The spate of hacks on Nigeria payment cards had compelled senior officials of the CBN to meet with a team of Economic and Financial Crimes Commission (EFCC) operatives, led by the director of operations in Abuja, some months ago.
Informed sources said the banks were seeking the assistance of the anti-graft agency to arrest some of the fraudsters using duplicated Nigerian ATM cards in the US.
According to technology experts, fraudsters can pull card numbers and expiration dates from magnetic stripe cards to clone payment cards.
Statistics show that there are about 25 million cards issued by 23 Nigerian banks, with all of them being chip and PIN enabled, in line with EMV specifications.
EMV is a global standard for the inter-operation of Integrated Circuit (IC) cards (‘chip cards’) and IC card capable Point of Sale (PoS) terminals and Automated Teller Machines (ATMs), for authenticating card transactions.
Nigerian banks are significantly ahead of many of their counterparts abroad, in terms of payment card security.
This is because Nigeria as a virgin starter in payment technologies is beginning from the latest systems, while more developed economies started much earlier with legacy systems and have had to upgrade along the way.
Countries around the world, such as the United States (US); parts of Europe, Latin America and Asia Pacific, have not fully embraced the Chip and PIN technology based on the EMV (EuroPay, MasterCard and Visa) technical standards.
According to Worldwide EMV Deployment reports by American Express, JCB, MasterCard and Visa, the Asia/Pacific region has 26.7 percent EMV card adoption rate. Canada, Latin America, and the Carribbean have 49.2 percent EMV card adoption rate. Europe Zone 2 has a 15.5 percent EMV card adoption rate. The report adds that there is no data on the U.S, the world’s single largest user of payment cards.

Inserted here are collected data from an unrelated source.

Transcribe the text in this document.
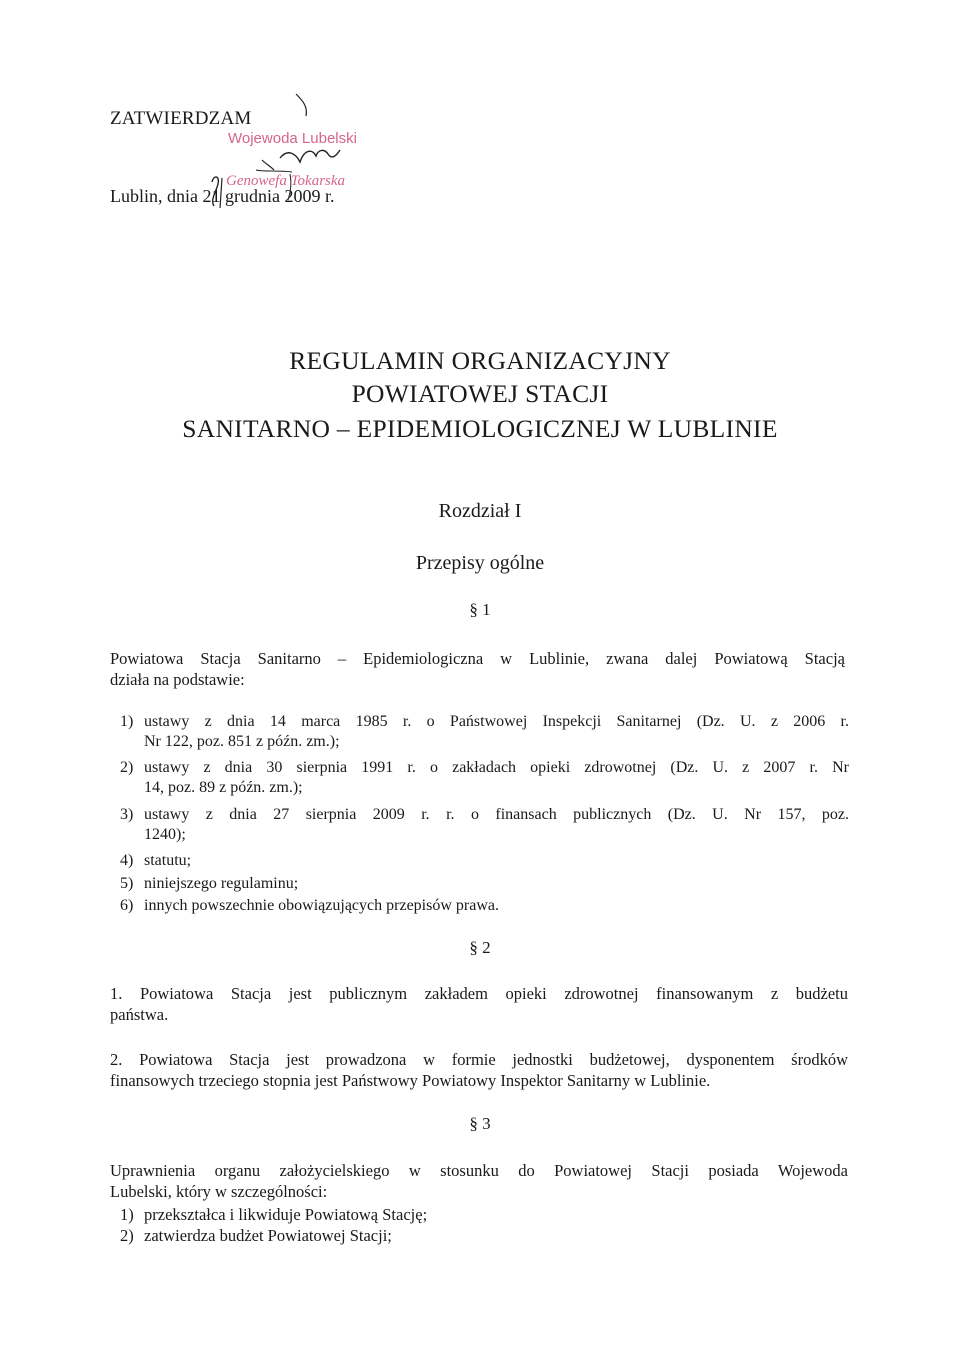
ZATWIERDZAM
Wojewoda Lubelski
Genowefa Tokarska
Lublin, dnia 21 grudnia 2009 r.
REGULAMIN ORGANIZACYJNY
POWIATOWEJ STACJI
SANITARNO – EPIDEMIOLOGICZNEJ W LUBLINIE
Rozdział I
Przepisy ogólne
§ 1
Powiatowa Stacja Sanitarno – Epidemiologiczna w Lublinie, zwana dalej Powiatową Stacją
działa na podstawie:
1) ustawy z dnia 14 marca 1985 r. o Państwowej Inspekcji Sanitarnej (Dz. U. z 2006 r.
Nr 122, poz. 851 z późn. zm.);
2) ustawy z dnia 30 sierpnia 1991 r. o zakładach opieki zdrowotnej (Dz. U. z 2007 r. Nr
14, poz. 89 z późn. zm.);
3) ustawy z dnia 27 sierpnia 2009 r. r. o finansach publicznych (Dz. U. Nr 157, poz.
1240);
4) statutu;
5) niniejszego regulaminu;
6) innych powszechnie obowiązujących przepisów prawa.
§ 2
1. Powiatowa Stacja jest publicznym zakładem opieki zdrowotnej finansowanym z budżetu
państwa.
2. Powiatowa Stacja jest prowadzona w formie jednostki budżetowej, dysponentem środków
finansowych trzeciego stopnia jest Państwowy Powiatowy Inspektor Sanitarny w Lublinie.
§ 3
Uprawnienia organu założycielskiego w stosunku do Powiatowej Stacji posiada Wojewoda
Lubelski, który w szczególności:
1) przekształca i likwiduje Powiatową Stację;
2) zatwierdza budżet Powiatowej Stacji;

Victor Alaofin, managing director/chief executive officer, Ryte Internet Technology Limited, confirming that there is a lot of cyber securityrisk associated with using payment cards in the U.S, says “The migration cost for them is too high, in a country with about 30 million terminals. It was easy for Europe to migrate because they developed the technology. Chip & PIN came from France”, said Alaofin in an interview with BusnessDay.
The U.S has begun the process, through the ‘Payment Networks’ Liability Shift’, to migrate all payments cards to EMV. “Annual costs of card fraud in the U.S. alone are estimated at $8.6 billion per year.

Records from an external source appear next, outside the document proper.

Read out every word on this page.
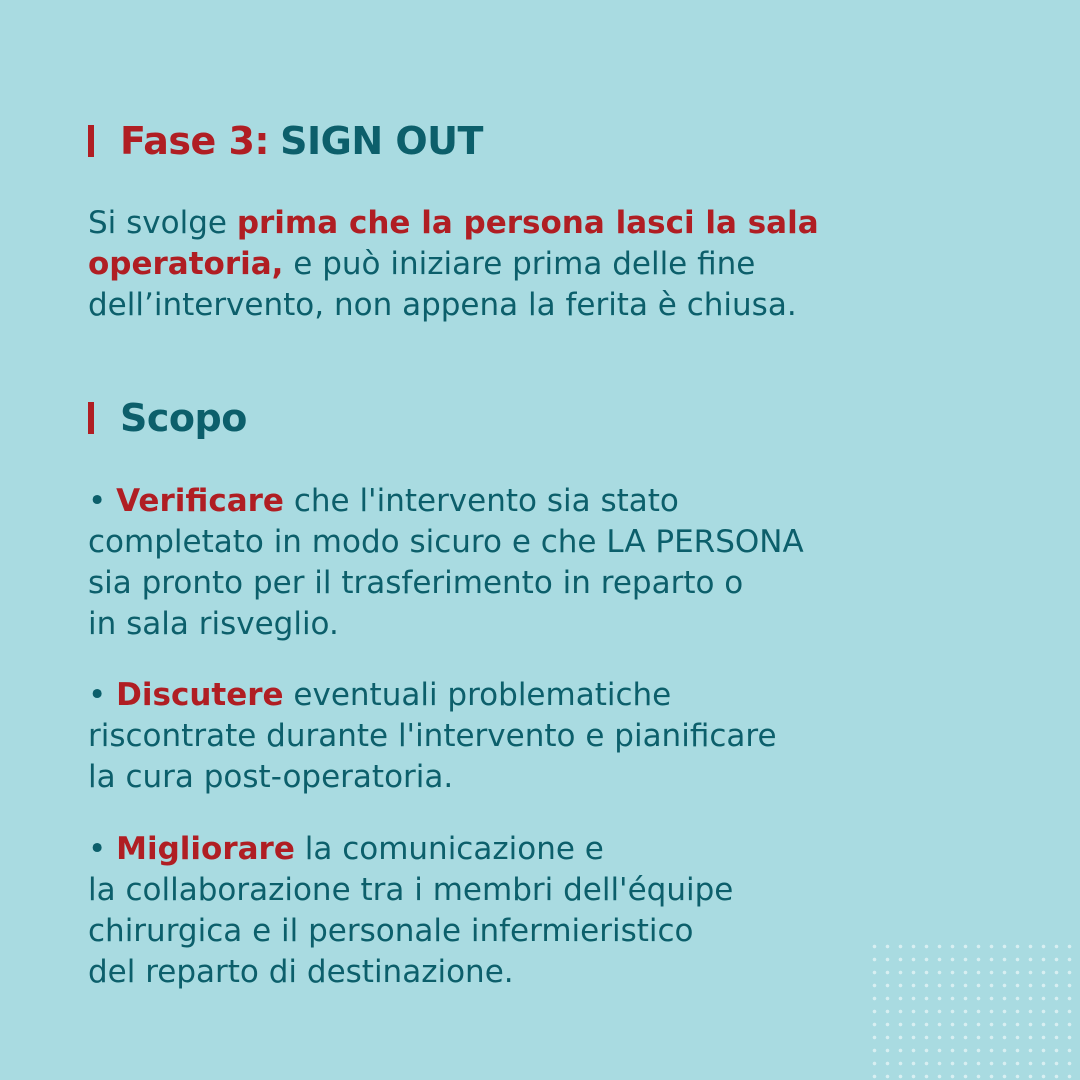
Fase 3: SIGN OUT
Si svolge prima che la persona lasci la sala
operatoria, e può iniziare prima delle fine
dell’intervento, non appena la ferita è chiusa.
Scopo
• Verificare che l'intervento sia stato
completato in modo sicuro e che LA PERSONA
sia pronto per il trasferimento in reparto o
in sala risveglio.
• Discutere eventuali problematiche
riscontrate durante l'intervento e pianificare
la cura post-operatoria.
• Migliorare la comunicazione e
la collaborazione tra i membri dell'équipe
chirurgica e il personale infermieristico
del reparto di destinazione.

“Experts believe that figure will rise to $10 billion or higher by 2015, especially if the U.S. does not make significant progress with chip card adoption”, said Jeff Carelli, vice president of Credit &Fraud Solutions.

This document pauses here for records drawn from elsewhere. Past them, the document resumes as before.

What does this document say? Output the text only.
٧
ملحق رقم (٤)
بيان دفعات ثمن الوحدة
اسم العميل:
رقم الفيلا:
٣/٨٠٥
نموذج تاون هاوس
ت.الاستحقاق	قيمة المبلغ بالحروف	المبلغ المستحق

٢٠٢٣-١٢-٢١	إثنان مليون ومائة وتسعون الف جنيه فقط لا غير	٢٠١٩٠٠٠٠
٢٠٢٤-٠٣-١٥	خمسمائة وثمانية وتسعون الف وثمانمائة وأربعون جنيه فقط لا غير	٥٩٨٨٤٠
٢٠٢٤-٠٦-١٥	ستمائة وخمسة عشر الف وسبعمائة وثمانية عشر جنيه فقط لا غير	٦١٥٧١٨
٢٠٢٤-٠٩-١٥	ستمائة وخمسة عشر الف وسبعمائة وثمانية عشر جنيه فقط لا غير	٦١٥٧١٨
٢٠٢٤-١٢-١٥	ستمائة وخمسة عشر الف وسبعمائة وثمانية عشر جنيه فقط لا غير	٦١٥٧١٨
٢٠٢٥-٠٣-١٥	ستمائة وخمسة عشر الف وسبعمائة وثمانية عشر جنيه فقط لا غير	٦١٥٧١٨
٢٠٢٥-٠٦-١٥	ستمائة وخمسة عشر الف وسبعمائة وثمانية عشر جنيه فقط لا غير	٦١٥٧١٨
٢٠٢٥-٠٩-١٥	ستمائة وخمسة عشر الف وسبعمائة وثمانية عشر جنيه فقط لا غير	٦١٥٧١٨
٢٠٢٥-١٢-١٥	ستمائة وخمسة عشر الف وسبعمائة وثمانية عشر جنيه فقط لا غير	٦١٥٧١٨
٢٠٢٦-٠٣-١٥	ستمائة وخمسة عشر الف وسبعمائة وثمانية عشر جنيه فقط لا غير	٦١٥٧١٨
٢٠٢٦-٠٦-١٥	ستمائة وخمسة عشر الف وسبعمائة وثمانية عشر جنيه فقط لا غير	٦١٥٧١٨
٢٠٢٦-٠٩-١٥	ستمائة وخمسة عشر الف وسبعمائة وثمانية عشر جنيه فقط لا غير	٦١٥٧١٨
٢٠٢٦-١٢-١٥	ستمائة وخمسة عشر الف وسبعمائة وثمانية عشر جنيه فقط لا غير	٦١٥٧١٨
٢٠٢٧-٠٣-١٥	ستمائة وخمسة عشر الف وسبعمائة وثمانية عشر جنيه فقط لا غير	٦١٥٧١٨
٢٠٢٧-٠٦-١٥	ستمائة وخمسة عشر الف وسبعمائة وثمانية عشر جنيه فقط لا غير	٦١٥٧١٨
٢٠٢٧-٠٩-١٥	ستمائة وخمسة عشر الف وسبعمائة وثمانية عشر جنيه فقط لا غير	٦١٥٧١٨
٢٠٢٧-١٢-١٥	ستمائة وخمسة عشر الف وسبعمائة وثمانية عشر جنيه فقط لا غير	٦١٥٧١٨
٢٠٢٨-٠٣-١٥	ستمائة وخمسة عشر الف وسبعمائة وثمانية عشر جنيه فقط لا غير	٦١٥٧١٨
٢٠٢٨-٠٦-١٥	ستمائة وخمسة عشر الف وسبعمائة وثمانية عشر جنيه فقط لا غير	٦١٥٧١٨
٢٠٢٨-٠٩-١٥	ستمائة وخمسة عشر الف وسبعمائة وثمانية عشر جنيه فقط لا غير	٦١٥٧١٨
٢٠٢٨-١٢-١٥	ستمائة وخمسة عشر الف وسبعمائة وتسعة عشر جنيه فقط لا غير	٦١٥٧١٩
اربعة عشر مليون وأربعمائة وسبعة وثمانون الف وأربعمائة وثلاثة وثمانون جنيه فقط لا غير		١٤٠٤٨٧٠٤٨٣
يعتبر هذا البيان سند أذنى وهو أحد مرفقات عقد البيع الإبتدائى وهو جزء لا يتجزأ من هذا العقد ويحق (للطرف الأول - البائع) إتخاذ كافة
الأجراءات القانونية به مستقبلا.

The reluctance to adopt EMV in the U.S. until 2011 has been mostly due to cost. Replacing cards is pegged at nearly $3 billion, and replacing payment terminals will cost merchants more than $2.5 billion collectively. Also, issuers and merchants have not seen a justification for this cost because fraud losses, while increasing, are still a very small percentage of overall revenue.
In 2009, the CBN mandated all deposit money banks in Nigeria to replace their customers’ Automated Teller Machine (ATM) cards from an archaic and easily hacked technology to one that was more secure – Chip & PIN technology. This move helped lower incidences of payment card fraud by more than 90 percent by 2010, according to the apex bank.